I
saw this guy (J Hari) on Maher last night and was pretty impressed with
his reporting on the Western approach to the drug war, and how we
totally botched it. It's pretty well-established that the US method of
heavy-handedly attacking the supply and harshly punishing the consumers
is an utter, expensive failure. We need to address demand, but what is
the right approach - education, medical treatment, intervention?
Hari
is saying that those responses could help, but they don't get at the
root cause. Drug abuse is mostly driven by psychological distress due to
environmental-social factors. Racism, violence, lack of economic
opportunity, low self-esteem, alienation, and other negative influences
lead an individual to turn to drugs for escapism, pleasure, release,
etc. If a person has a comfortable home, decent job, loving family and
community, and safe/positive surroundings, there is a very low chance
that they will abuse drugs (unless they happen to be the minority of us
who truly have an addictive biology, but then they would likely become
addicted to something legal like booze or shopping).
Why is
it that US drug abuse is highest in lower-income, at-risk communities
and the youth? I think Rx drug abuse (which is a much bigger problem
than illegal drug abuse) could be a different story, because that might
be driven by over-prescription of those drugs by our health system. And
since they're synthetic compounds, it's possible that the drug companies
have engineered them to be very potent (and potentially addictive). But
I'm not sure. Heroin is unanimously seen as the most addictive illegal
drug, yet people get it legally all the time in the form of medical
morphine. Anyone who has had an operation doesn't become a heroin
addict, so the drug itself is not inherently the problem.
Portugal
used to be the European nation with the worst drug problem (an
estimated 1% of the adult pop. using). It is also a fairly poor and
underdeveloped nation by EU standards. They tried the "US way" for
fighting drugs, and it failed of course. So in 2001 they decided to
scrap it - decriminalize ALL drugs and use the law enf. money on rehab
and social development instead. Of course the conservatives predicted
that all hell would break loose. But a decade later, needle drug use was
down 50%, and so were OD deaths and drug-related HIV infections.

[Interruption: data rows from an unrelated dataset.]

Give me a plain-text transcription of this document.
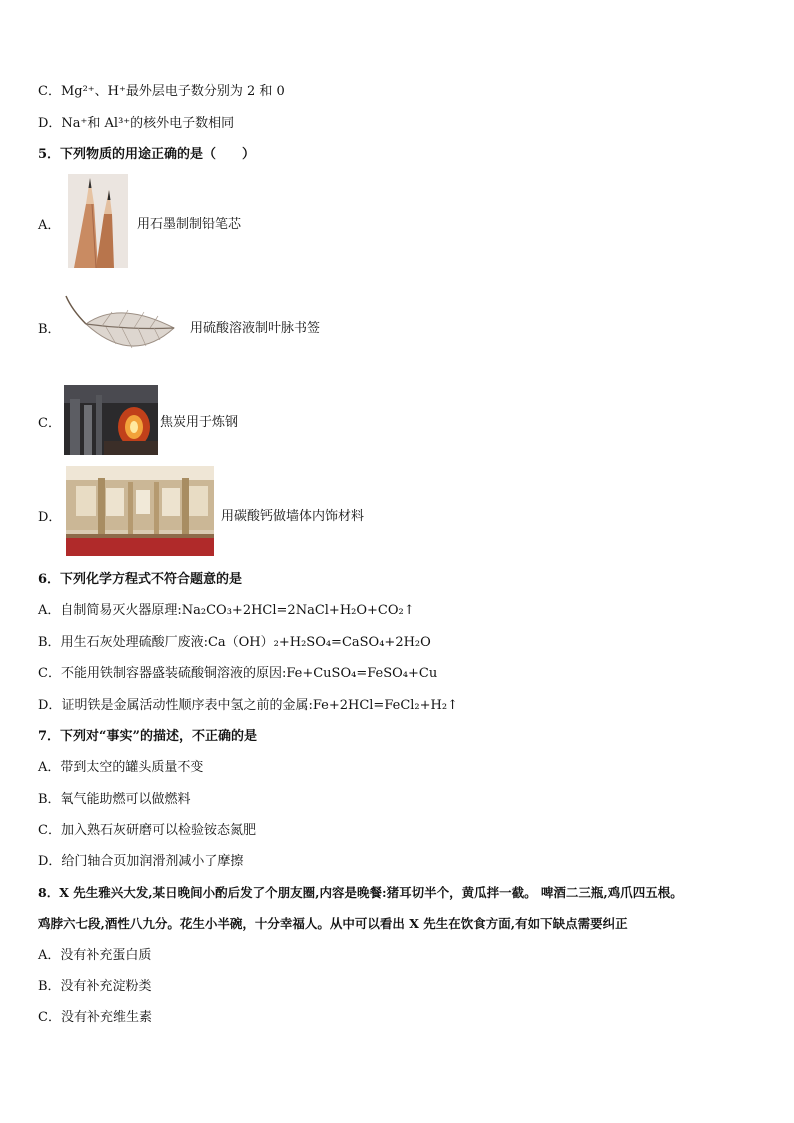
C．Mg²⁺、H⁺最外层电子数分别为 2 和 0
D．Na⁺和 Al³⁺的核外电子数相同
5．下列物质的用途正确的是（　　）
A．	用石墨制制铅笔芯
B．	用硫酸溶液制叶脉书签
C．	焦炭用于炼钢
D．	用碳酸钙做墙体内饰材料
6．下列化学方程式不符合题意的是
A．自制简易灭火器原理:Na₂CO₃+2HCl=2NaCl+H₂O+CO₂↑
B．用生石灰处理硫酸厂废液:Ca（OH）₂+H₂SO₄=CaSO₄+2H₂O
C．不能用铁制容器盛装硫酸铜溶液的原因:Fe+CuSO₄=FeSO₄+Cu
D．证明铁是金属活动性顺序表中氢之前的金属:Fe+2HCl=FeCl₂+H₂↑
7．下列对“事实”的描述，不正确的是
A．带到太空的罐头质量不变
B．氧气能助燃可以做燃料
C．加入熟石灰研磨可以检验铵态氮肥
D．给门轴合页加润滑剂减小了摩擦
8．X 先生雅兴大发,某日晚间小酌后发了个朋友圈,内容是晚餐:猪耳切半个，黄瓜拌一截。 啤酒二三瓶,鸡爪四五根。
鸡脖六七段,酒性八九分。花生小半碗，十分幸福人。从中可以看出 X 先生在饮食方面,有如下缺点需要纠正
A．没有补充蛋白质
B．没有补充淀粉类
C．没有补充维生素
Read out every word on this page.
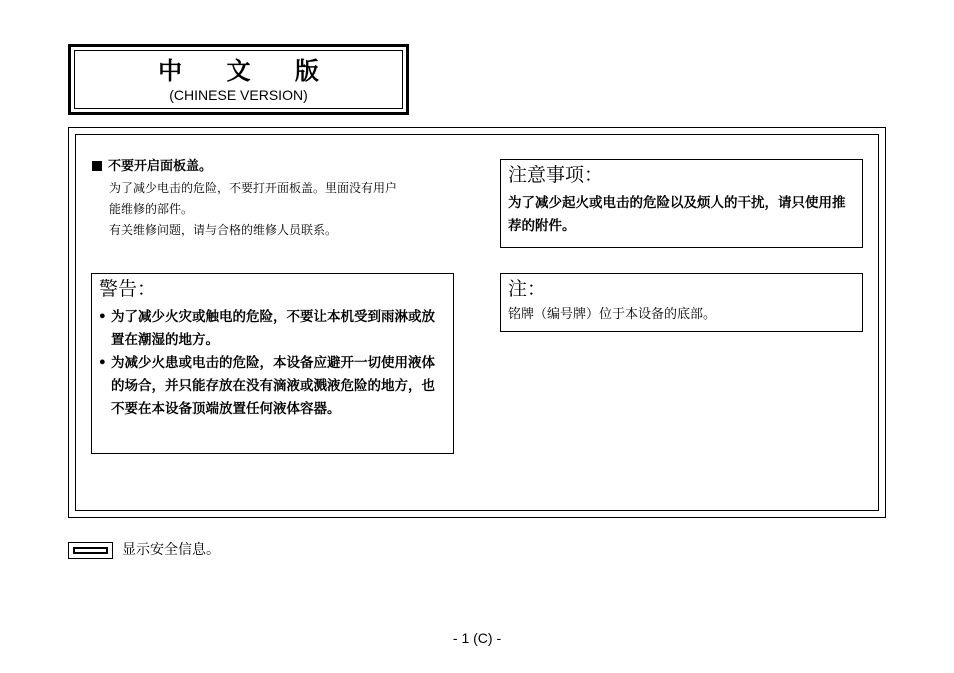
中 文 版
(CHINESE VERSION)
不要开启面板盖。
为了减少电击的危险，不要打开面板盖。里面没有用户
能维修的部件。
有关维修问题，请与合格的维修人员联系。
警告：
• 为了减少火灾或触电的危险，不要让本机受到雨淋或放置在潮湿的地方。
• 为减少火患或电击的危险，本设备应避开一切使用液体的场合，并只能存放在没有滴液或溅液危险的地方，也不要在本设备顶端放置任何液体容器。
注意事项：
为了减少起火或电击的危险以及烦人的干扰，请只使用推荐的附件。
注：
铭牌（编号牌）位于本设备的底部。
显示安全信息。
- 1 (C) -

Abusers were given medical rehab, but also given access to jobs,
education, housing, etc. The former abusers were treated like humans and
given a life, not like American convicts who are labeled as junkies and
thrown in with the murderers and rapists. The Portuguese who employed
and housed addicts were compensated by the gov't. It can work. A lot of
the previous detractors came around and admitted that they were dead
wrong.
Look at the countries with the
worst substance abuse problems:
- Iran (heroin) - crippling sanctions and a repressive, fundamentalist gov't
- Russia
(booze) - huge wealth inequality, corruption, and poor life prospects
for many (interestingly the UK is also a big booze abuser)
- Latin America (meth) - huge wealth inequality and gang-police violence
- Afghanistan (heroin) - war, poverty, corruption, and fundamentalism
- US (mixed) - fairly large wealth inequality, some communities with racism/violence
So
maybe the solution for winning the war on drugs has nothing to do with
drugs. Just fix society to be more just, inclusive, safe, and prosperous
- even for the most lowly among us. Actually I think a lot of ills
could be indirectly fixed with that approach.